The average revenue per user (ARPU), on the other hand, is an assumption that should be based in accordance with historical precedence and market data on comparable products (or adjacent offerings).
In short, the ARPU must reflect the pricing that customers should be willing to pay, which should be a function of the value delivered to the customer.
Conversely, the revenue metric can be switched with the annual average contract value (ACV), which pertains to the SaaS industry and subscription-based businesses.
If a startup seeks to acquire 10% of a market sized at a $1 billion TAM, that implies a target revenue of approximately $100 million.
- Implied Revenue = 10% Take Rate × $1 billion = $100 million
Market Sizing: How to Analyze TAM
The implied total addressable market (TAM), even if well-thought-out, is simplified calculations at the end of the day. Hence, market sizes are never taken at face value, especially for startups pitching to venture capital (VC) firms.
In fact, the real value of measuring the TAM stems from the basic principle of “knowing your customer”, as part of performing market research.

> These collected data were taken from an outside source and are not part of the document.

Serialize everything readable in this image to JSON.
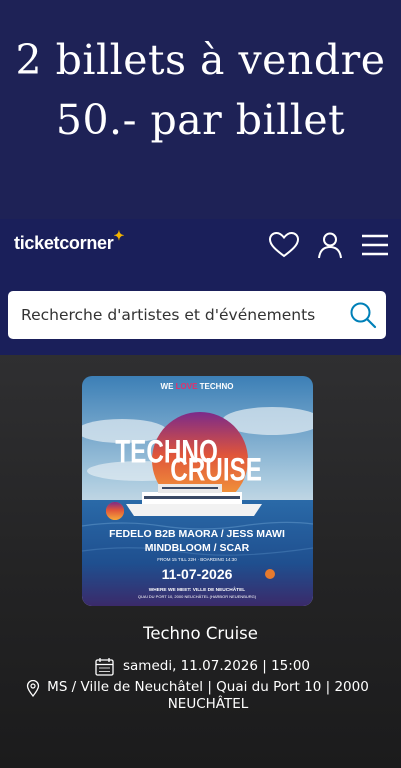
{
  "overlay": {
    "line1": "2 billets à vendre",
    "line2": "50.- par billet"
  },
  "header": {
    "logo_text": "ticketcorner",
    "logo_star": "✦",
    "icons": [
      "heart-icon",
      "user-icon",
      "hamburger-menu-icon"
    ]
  },
  "search": {
    "placeholder": "Recherche d'artistes et d'événements",
    "icon": "search-icon"
  },
  "poster": {
    "top_tag_we": "WE",
    "top_tag_love": "LOVE",
    "top_tag_techno": "TECHNO",
    "title_word1": "TECHNO",
    "title_word2": "CRUISE",
    "lineup1": "FEDELO B2B MAORA / JESS MAWI",
    "lineup2": "MINDBLOOM / SCAR",
    "times": "FROM 15 TILL 22H  ·  BOARDING 14:30",
    "date": "11-07-2026",
    "meet": "WHERE WE MEET: VILLE DE NEUCHÂTEL",
    "address": "QUAI DU PORT 10, 2000 NEUCHÂTEL (HARBOR NEUENBURG)"
  },
  "event": {
    "title": "Techno Cruise",
    "datetime": "samedi, 11.07.2026 | 15:00",
    "venue": "MS / Ville de Neuchâtel | Quai du Port 10 | 2000 NEUCHÂTEL"
  },
  "colors": {
    "overlay_bg": "#1e2256",
    "header_bg": "#1a1f5a",
    "search_icon": "#0080b8",
    "logo_star": "#f4b400",
    "content_bg": "#2a2a2b"
  }
}
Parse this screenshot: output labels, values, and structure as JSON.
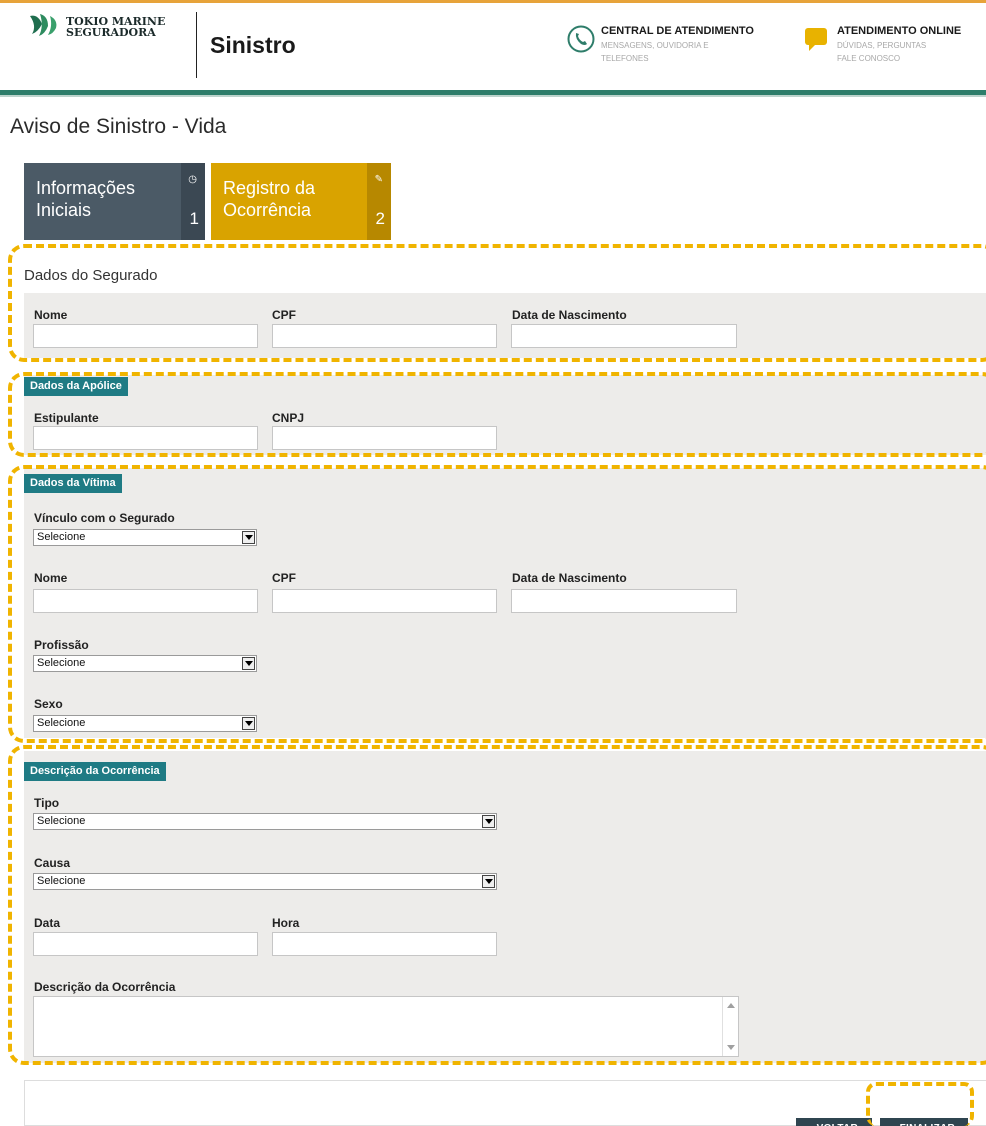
{
  "brand": {
    "line1": "TOKIO MARINE",
    "line2": "SEGURADORA"
  },
  "header": {
    "title": "Sinistro"
  },
  "contacts": [
    {
      "title": "CENTRAL DE ATENDIMENTO",
      "line1": "MENSAGENS, OUVIDORIA E",
      "line2": "TELEFONES"
    },
    {
      "title": "ATENDIMENTO ONLINE",
      "line1": "DÚVIDAS, PERGUNTAS",
      "line2": "FALE CONOSCO"
    }
  ],
  "page_title": "Aviso de Sinistro - Vida",
  "steps": [
    {
      "line1": "Informações",
      "line2": "Iniciais",
      "num": "1",
      "icon": "clock-icon"
    },
    {
      "line1": "Registro da",
      "line2": "Ocorrência",
      "num": "2",
      "icon": "pencil-icon"
    }
  ],
  "segurado": {
    "title": "Dados do Segurado",
    "nome": "Nome",
    "cpf": "CPF",
    "nascimento": "Data de Nascimento"
  },
  "apolice": {
    "title": "Dados da Apólice",
    "estipulante": "Estipulante",
    "cnpj": "CNPJ"
  },
  "vitima": {
    "title": "Dados da Vítima",
    "vinculo": "Vínculo com o Segurado",
    "vinculo_value": "Selecione",
    "nome": "Nome",
    "cpf": "CPF",
    "nascimento": "Data de Nascimento",
    "profissao": "Profissão",
    "profissao_value": "Selecione",
    "sexo": "Sexo",
    "sexo_value": "Selecione"
  },
  "ocorrencia": {
    "title": "Descrição da Ocorrência",
    "tipo": "Tipo",
    "tipo_value": "Selecione",
    "causa": "Causa",
    "causa_value": "Selecione",
    "data": "Data",
    "hora": "Hora",
    "descricao": "Descrição da Ocorrência"
  },
  "buttons": {
    "voltar": "‹ VOLTAR",
    "finalizar": "› FINALIZAR"
  },
  "colors": {
    "accent": "#f0b400",
    "teal": "#1f7b84",
    "step1": "#4b5a66",
    "step2": "#d9a300",
    "header_bar": "#2e7d6a"
  }
}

If a company cannot quantify a range for the TAM of its product offerings (or perhaps did not even attempt to arrive at a ballpark figure), that implies the company does not even know the number of potential customers there are.
Furthermore, a company that does not know how many customers can be obtained, in all likelihood, cannot build a defensible forecast model and share the extracted insights to investors in the process of raising outside capital from institutional investors.
The other benefits of companies calculating their TAM, aside from estimating the total potential revenue,, are as follows:
- Identify New Opportunities for Growth and Market Expansion
- Build Connections to Investors with Aligned Interests (i.e. Venture Capital, Growth Equity, Late-Stage Private Equity)
- Create Sales and Marketing (S&M) Campaigns per Customer Segment (i.e. Targeted Marketing)
Over time, as a byproduct of TAM analysis and the proper implementation of the data, a company should see improved growth from well-defined strategies and better customer retention (i.e. low churn rates).
TAM vs. SAM vs. SOM: What is the Difference?
The TAM, SAM, and SOM represent subsets within a market, with each listed in descending order.
- TAM ➝ “Total Addressable Market”
- SAM ➝ “Serviceable Available Market”
- SOM ➝ “Serviceable Obtainable Market”
1. Total Addressable Market (TAM)
- The total addressable market (TAM) is an all-encompassing, “birds-eye” view of the entire market landscape.
- The total addressable market (TAM) demonstrates the entire revenue opportunity that exists within a particular market segment for a product or service.
- TAM is thereby the maximum amount of revenue that could be generated within a specific market, with the least strict filters applied in terms of counting potential customers.
2. Serviceable Available Market (SAM)
- The serviceable available market (SAM) is the proportion of the TAM that actually needs the company’s products or services.
- The serviceable available market (SAM) carves the TAM into sub-markets that cater towards different types of customer segments.
- From TAM, we start with the largest potential revenue value and then subsequently reduce it using company-specific information and market assumptions to arrive at the SAM.
- The SAM attempts to depict the percentage of the TAM that could realistically become customers someday given their customer profile and need for the company’s offerings and/or the business model (e.g. based on location, pricing tiers, technical capabilities, accessibility).
3. Serviceable Obtainable Market (SOM)
- The serviceable obtainable market (SOM) calculates the current market share of the company to account for the portion of the SAM that can realistically be extended as the market grows.
- The serviceable obtainable market measures the revenue that can realistically be captured by a business in the near-term (or perhaps, long-term).
- The underlying assumption here in the SOM calculation is that the company can retain its current market share in the foreseeable future.